同プロジェクトは、かつて湖南市の旧石部町東寺地域で盛んに栽培され、昭和3年に昭和天皇の大嘗祭(だいじょうさい)に献上されたことから名がついたとされる『東寺献上ごぼう』の復活を目指すものです。自家消費用に数軒の農家が栽培するのみとなっていたところ、移住者の窪田匡希さんが代表となって2020年から農家と協力して栽培し、同市内の福祉作業所と連携してゴボウ茶などの加工品を開発・販売してきました。

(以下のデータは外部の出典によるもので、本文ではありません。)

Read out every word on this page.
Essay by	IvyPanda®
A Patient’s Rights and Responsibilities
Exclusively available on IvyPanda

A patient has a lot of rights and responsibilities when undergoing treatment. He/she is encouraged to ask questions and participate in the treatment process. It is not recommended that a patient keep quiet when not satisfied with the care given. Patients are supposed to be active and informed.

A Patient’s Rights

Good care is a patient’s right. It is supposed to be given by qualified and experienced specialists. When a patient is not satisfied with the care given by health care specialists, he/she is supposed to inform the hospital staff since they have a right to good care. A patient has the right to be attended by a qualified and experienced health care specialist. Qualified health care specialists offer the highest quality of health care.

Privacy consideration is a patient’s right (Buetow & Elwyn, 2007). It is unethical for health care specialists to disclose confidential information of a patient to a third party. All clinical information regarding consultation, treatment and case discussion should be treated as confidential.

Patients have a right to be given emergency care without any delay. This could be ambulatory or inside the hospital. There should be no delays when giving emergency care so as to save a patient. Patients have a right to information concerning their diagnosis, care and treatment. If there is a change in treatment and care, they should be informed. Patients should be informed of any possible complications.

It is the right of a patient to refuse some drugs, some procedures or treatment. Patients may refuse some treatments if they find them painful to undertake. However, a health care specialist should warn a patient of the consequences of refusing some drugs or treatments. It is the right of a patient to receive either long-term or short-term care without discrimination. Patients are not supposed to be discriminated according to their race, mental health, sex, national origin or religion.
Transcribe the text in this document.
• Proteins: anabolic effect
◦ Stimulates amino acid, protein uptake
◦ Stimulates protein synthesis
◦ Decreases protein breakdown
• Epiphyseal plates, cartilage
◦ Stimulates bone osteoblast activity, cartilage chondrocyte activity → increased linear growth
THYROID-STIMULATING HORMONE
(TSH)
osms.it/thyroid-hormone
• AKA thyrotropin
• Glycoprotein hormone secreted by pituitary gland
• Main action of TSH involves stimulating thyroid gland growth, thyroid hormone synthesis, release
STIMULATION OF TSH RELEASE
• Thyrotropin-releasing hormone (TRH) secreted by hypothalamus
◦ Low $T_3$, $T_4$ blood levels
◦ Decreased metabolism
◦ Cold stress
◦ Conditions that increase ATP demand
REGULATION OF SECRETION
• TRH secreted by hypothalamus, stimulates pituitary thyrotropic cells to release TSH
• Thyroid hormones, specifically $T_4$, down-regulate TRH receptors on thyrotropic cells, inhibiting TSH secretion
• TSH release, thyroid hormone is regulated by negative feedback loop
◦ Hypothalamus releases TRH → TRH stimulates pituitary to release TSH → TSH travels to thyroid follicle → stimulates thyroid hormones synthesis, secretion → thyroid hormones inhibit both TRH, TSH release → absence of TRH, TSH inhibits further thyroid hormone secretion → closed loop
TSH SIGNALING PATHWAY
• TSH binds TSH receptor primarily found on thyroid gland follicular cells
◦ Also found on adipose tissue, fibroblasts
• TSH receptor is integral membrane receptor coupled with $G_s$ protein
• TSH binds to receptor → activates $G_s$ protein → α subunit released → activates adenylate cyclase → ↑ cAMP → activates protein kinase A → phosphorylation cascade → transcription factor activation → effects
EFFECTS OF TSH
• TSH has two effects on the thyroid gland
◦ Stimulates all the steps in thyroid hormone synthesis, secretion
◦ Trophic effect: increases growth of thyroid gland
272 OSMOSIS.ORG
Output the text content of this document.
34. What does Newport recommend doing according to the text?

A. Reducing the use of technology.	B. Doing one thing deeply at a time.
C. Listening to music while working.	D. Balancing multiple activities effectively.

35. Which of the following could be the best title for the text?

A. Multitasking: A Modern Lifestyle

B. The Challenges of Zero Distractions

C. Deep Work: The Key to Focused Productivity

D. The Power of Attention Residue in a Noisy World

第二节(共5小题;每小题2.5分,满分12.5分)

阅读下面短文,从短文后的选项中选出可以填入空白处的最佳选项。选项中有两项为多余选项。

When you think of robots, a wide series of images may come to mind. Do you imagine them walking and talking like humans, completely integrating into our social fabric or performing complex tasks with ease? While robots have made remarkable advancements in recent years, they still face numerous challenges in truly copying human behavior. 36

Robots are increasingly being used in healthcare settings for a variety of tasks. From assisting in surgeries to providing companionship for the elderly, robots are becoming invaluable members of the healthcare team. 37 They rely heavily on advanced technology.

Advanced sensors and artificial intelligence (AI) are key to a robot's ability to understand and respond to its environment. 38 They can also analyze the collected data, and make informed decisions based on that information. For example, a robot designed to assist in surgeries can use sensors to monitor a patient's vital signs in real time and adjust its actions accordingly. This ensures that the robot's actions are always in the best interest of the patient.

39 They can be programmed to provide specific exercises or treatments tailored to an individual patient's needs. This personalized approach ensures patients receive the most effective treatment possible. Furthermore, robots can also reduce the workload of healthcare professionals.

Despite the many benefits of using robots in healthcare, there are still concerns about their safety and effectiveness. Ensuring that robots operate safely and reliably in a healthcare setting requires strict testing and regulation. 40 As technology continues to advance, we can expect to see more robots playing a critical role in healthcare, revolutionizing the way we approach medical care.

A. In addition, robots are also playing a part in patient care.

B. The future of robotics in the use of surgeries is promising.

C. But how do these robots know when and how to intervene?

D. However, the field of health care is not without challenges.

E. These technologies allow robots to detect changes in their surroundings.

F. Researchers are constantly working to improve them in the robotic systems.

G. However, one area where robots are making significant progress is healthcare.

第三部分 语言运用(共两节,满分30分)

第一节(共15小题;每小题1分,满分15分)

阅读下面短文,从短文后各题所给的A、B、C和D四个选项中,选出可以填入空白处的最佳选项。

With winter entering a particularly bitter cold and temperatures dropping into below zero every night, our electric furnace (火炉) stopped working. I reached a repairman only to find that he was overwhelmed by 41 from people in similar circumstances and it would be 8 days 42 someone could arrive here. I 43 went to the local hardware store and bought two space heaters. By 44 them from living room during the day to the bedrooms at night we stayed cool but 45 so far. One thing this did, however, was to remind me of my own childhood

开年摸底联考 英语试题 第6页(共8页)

しかし、ゴボウは掘り起こし作業が重労働であることと、最低5年は連作ができないことから、生産者や生産量が思い通りに増えず、原材料が確保できないという課題に直面していました。そこで今回の協働では、実験的に掘り起こしの負担軽減のため、土のう袋や肥料の空袋を使った『袋栽培』で育てる方法を採用しました。生徒らは袋に圃(ほ)場の土と肥料を入れた後、1袋につき種を13粒播き、乾燥と病気を防ぐためにもみがらを敷きました。生徒は「どんなゴボウになるか、収穫が楽しみ」と話しています。
使用した袋は土のう袋20袋と肥料の空き袋16袋の計36袋で、収穫は秋頃を予定しています。掘り起こしが簡単にできて収穫量が多ければ、新たな生産者の獲得が期待できます。
同学校では社会に出て働く力を身につけるため、授業のカリキュラムとして農業班に所属する生徒らが毎週10時間の農作業を行っています。
窪田さんは「ゴボウ茶の原料に使うので、長さにこだわらず育てやすさを優先した。伝統の継承のために、まずは同市でゴボウを作り続けているという現状を広めたい」と話します。また、「袋栽培が広まり、同市の新たな特産品になればうれしい。この小さな種まきが、ゴボウのように、まっすぐに地域へ根を張るよう、活動を続けていきたい」と力を込めました。
今後は、ふるさと納税の返礼品としての展開や、ハーブティーとしての新たな商品化も検討しており、ゴボウを通じた地域活性化と福祉の連携に注目が集まります。